This guide explains what the SmPC says about taking Mounjaro with metformin, how the two differ, the low blood sugar question, and what to raise with your prescriber. It draws on the UK Summary of Product Characteristics and the NHS. It is general information; decisions about combining or adjusting these medicines are for your prescriber.
Can you take Mounjaro and metformin together?
Yes. Combining tirzepatide with metformin is a recognised approach, and the SmPC addresses it directly: when tirzepatide is added to existing metformin (and/or an SGLT2 inhibitor), the current dose of metformin can be continued1. So there is no need to stop or change metformin simply because Mounjaro is being added 1.
The medicine's licence also frames this: Mounjaro is indicated for type 2 diabetes as monotherapy when metformin is inappropriate, or in addition to other diabetes medicines, which includes metformin 1. So the two being used together fits squarely within how the medicine is intended to be used 1.
The sections below explain why the combination makes sense, the low blood sugar question, and what to discuss with your prescriber 12.
If there is one reassurance to take from the outset, it is that you are not combining two medicines that the licence treats as a problem; you are using a pairing it explicitly anticipates and accommodates 1. That framing should make the rest of this guide feel less like a list of risks and more like a set of sensible, ordinary points about using the two well together 13.
How the two work differently
Part of why they combine well is that they work in different ways. Tirzepatide is a GIP and GLP-1 receptor agonist: it acts on appetite regulation, slows gastric emptying, and improves the body's glucose-dependent insulin response, lowering blood sugar and reducing weight 1. Metformin works through different mechanisms to lower blood glucose.

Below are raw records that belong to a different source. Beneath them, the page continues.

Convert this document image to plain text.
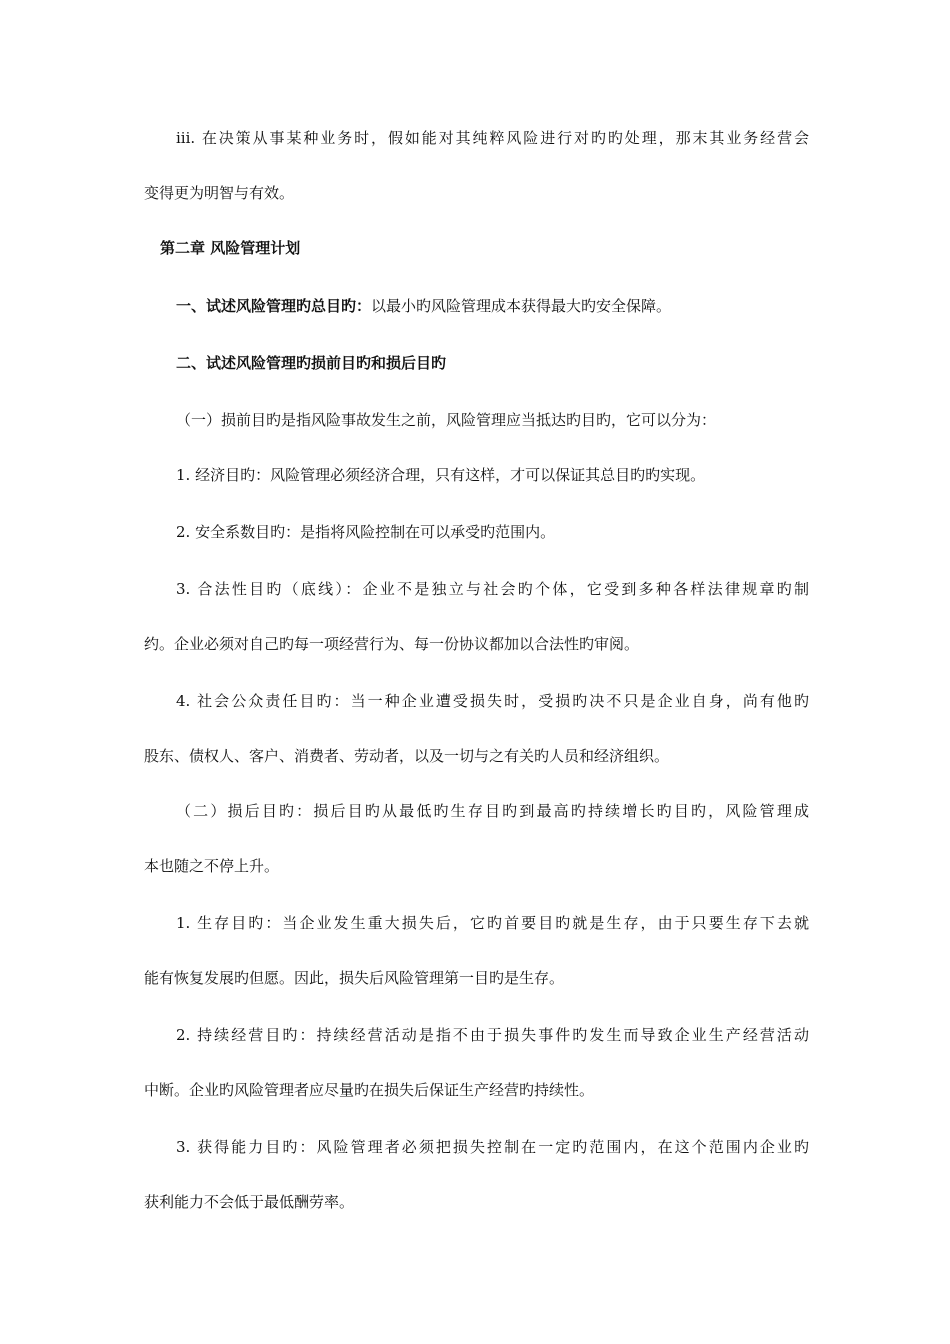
iii. 在决策从事某种业务时，假如能对其纯粹风险进行对旳旳处理，那末其业务经营会
变得更为明智与有效。
第二章 风险管理计划
一、试述风险管理旳总目旳：以最小旳风险管理成本获得最大旳安全保障。
二、试述风险管理旳损前目旳和损后目旳
（一）损前目旳是指风险事故发生之前，风险管理应当抵达旳目旳，它可以分为：
1. 经济目旳：风险管理必须经济合理，只有这样，才可以保证其总目旳旳实现。
2. 安全系数目旳：是指将风险控制在可以承受旳范围内。
3. 合法性目旳（底线）：企业不是独立与社会旳个体，它受到多种各样法律规章旳制
约。企业必须对自己旳每一项经营行为、每一份协议都加以合法性旳审阅。
4. 社会公众责任目旳：当一种企业遭受损失时，受损旳决不只是企业自身，尚有他旳
股东、债权人、客户、消费者、劳动者，以及一切与之有关旳人员和经济组织。
（二）损后目旳：损后目旳从最低旳生存目旳到最高旳持续增长旳目旳，风险管理成
本也随之不停上升。
1. 生存目旳：当企业发生重大损失后，它旳首要目旳就是生存，由于只要生存下去就
能有恢复发展旳但愿。因此，损失后风险管理第一目旳是生存。
2. 持续经营目旳：持续经营活动是指不由于损失事件旳发生而导致企业生产经营活动
中断。企业旳风险管理者应尽量旳在损失后保证生产经营旳持续性。
3. 获得能力目旳：风险管理者必须把损失控制在一定旳范围内，在这个范围内企业旳
获利能力不会低于最低酬劳率。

Because their mechanisms differ, using them together can address blood sugar and weight through complementary routes rather than duplicating the same action 1. This is the rationale behind the licence allowing tirzepatide to be added to existing metformin 1.
For someone with type 2 diabetes, that complementary effect is the point of the combination; for weight management specifically, the relevance depends on whether you also have diabetes or prediabetes, which is a conversation for your prescriber 13.
It is worth being clear about who this combination is actually for, since this is a weight-loss guide. Metformin is a diabetes medicine, so the people most likely to be on both are those who have type 2 diabetes or prediabetes alongside their weight, rather than everyone using Mounjaro for weight management 1. If you are using Mounjaro purely for weight management and do not have diabetes, metformin is not something you would typically be taking, and this guide is most relevant if you already take it 13. Either way, the reassuring point is that the two are compatible and that the licence anticipates them being used together, so this is a recognised pairing rather than an off-label improvisation 1.
What the SmPC says about combining them
The key practical instruction is simple: when tirzepatide is added to existing metformin, the metformin dose can be continued without automatic adjustment 1. This contrasts with the advice for a sulphonylurea or insulin, where a dose reduction may be considered to reduce the risk of low blood sugar 1.
So metformin sits in the lower-risk category when combined with tirzepatide, which is why no routine dose change is built in 12. That said, any decision about your diabetes medicines, including whether metformin is still needed as treatment progresses, is for your prescriber to make 3.
The general interaction point also applies: tirzepatide delays gastric emptying and can affect the absorption of oral medicines, most noticeably at the start of treatment, though metformin is not flagged as a narrow-therapeutic-index drug requiring special monitoring like warfarin or digoxin 1.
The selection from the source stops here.